Trying to sell to a Jewish person. It's just not gonna happen so I'm not gonna even bother even saying hello. He knows where he can get it for cheaper without me even having to ask so what's the point in even starting conversation.

People that are 'just browsing'. Waste someone elses time. Why should I pitch a product to you for 15 minutes and then you just go 'i'll go away and think about it' when we both know you're really not coming back.

I know our car charges are expensive. I don't care how much you dissaprove. We are in a service station. The prices are crancked up because in all likelyhood you are desperate for a charger. This is how the world of business works. Get over it. I dont give a ****.

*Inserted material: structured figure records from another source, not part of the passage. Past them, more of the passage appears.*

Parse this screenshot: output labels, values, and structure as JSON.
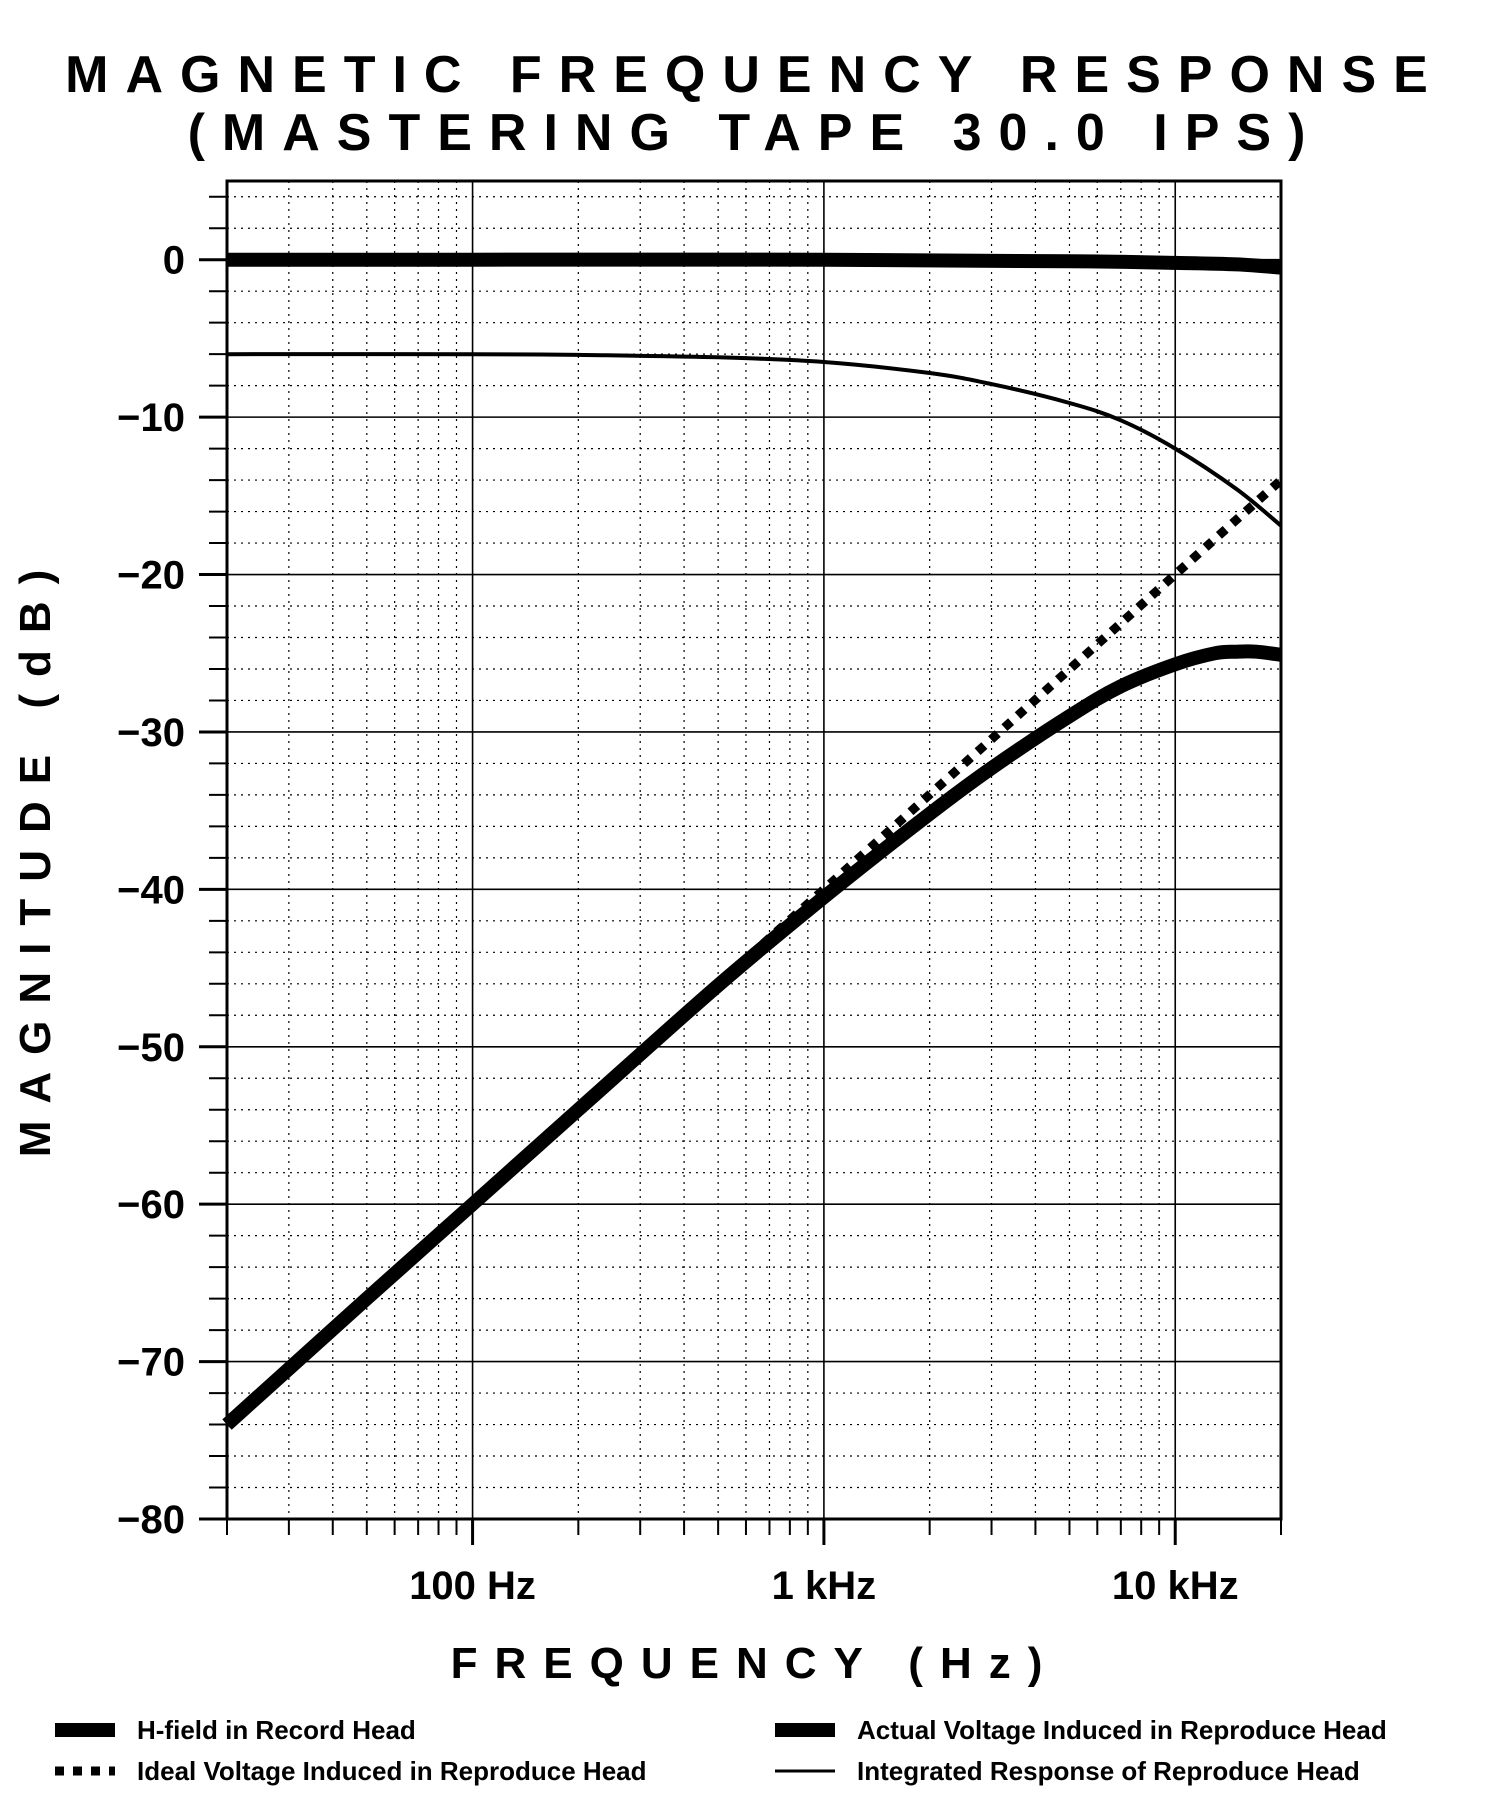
{
  "chart_data": {
    "type": "line",
    "title": "MAGNETIC FREQUENCY RESPONSE",
    "subtitle": "(MASTERING TAPE 30.0 IPS)",
    "xlabel": "FREQUENCY (Hz)",
    "ylabel": "MAGNITUDE (dB)",
    "xscale": "log",
    "xlim": [
      20,
      20000
    ],
    "ylim": [
      -80,
      5
    ],
    "grid": true,
    "legend_position": "bottom",
    "x_ticks": [
      {
        "value": 100,
        "label": "100 Hz"
      },
      {
        "value": 1000,
        "label": "1 kHz"
      },
      {
        "value": 10000,
        "label": "10 kHz"
      }
    ],
    "y_ticks": [
      {
        "value": 0,
        "label": "0"
      },
      {
        "value": -10,
        "label": "−10"
      },
      {
        "value": -20,
        "label": "−20"
      },
      {
        "value": -30,
        "label": "−30"
      },
      {
        "value": -40,
        "label": "−40"
      },
      {
        "value": -50,
        "label": "−50"
      },
      {
        "value": -60,
        "label": "−60"
      },
      {
        "value": -70,
        "label": "−70"
      },
      {
        "value": -80,
        "label": "−80"
      }
    ],
    "series": [
      {
        "name": "H-field in Record Head",
        "style": "thick",
        "x": [
          20,
          100,
          1000,
          5000,
          10000,
          15000,
          20000
        ],
        "y": [
          0,
          0,
          0,
          -0.1,
          -0.2,
          -0.3,
          -0.5
        ]
      },
      {
        "name": "Ideal Voltage Induced in Reproduce Head",
        "style": "dotted",
        "x": [
          20,
          100,
          1000,
          10000,
          20000
        ],
        "y": [
          -74,
          -60,
          -40,
          -20,
          -14
        ]
      },
      {
        "name": "Actual Voltage Induced in Reproduce Head",
        "style": "thick",
        "x": [
          20,
          50,
          100,
          200,
          500,
          1000,
          2000,
          3000,
          5000,
          7000,
          10000,
          13000,
          15000,
          17000,
          20000
        ],
        "y": [
          -74,
          -66,
          -60,
          -54,
          -46.1,
          -40.5,
          -35.2,
          -32.3,
          -29,
          -27.1,
          -25.7,
          -25.0,
          -24.9,
          -24.9,
          -25.1
        ]
      },
      {
        "name": "Integrated Response of Reproduce Head",
        "style": "thin",
        "x": [
          20,
          100,
          200,
          500,
          1000,
          2000,
          3000,
          5000,
          7000,
          10000,
          15000,
          20000
        ],
        "y": [
          -6,
          -6,
          -6.05,
          -6.2,
          -6.5,
          -7.2,
          -7.9,
          -9.1,
          -10.2,
          -12.0,
          -14.6,
          -16.9
        ]
      }
    ]
  }
}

Dont even think about stepping foot into my shop unless you are prepared to be spoken to (unless you are wearing a kippah then it's mutually agreed that their is absolutly no point in having a conversation). I will say hello, and if you ignore me, I will ask how your journey's been. And if you still ignore me I will ask if you need any assitance and if your kids want a free charm for their blackberry. I dont give a ****.

Site manager, I dont give a **** that you want to advertise the casino, I'm putting my sign in front of it.

Oh and Libya. I dont care. It has a plain green flag with no stripes or pattern. What the actual hell. Worst flag ever.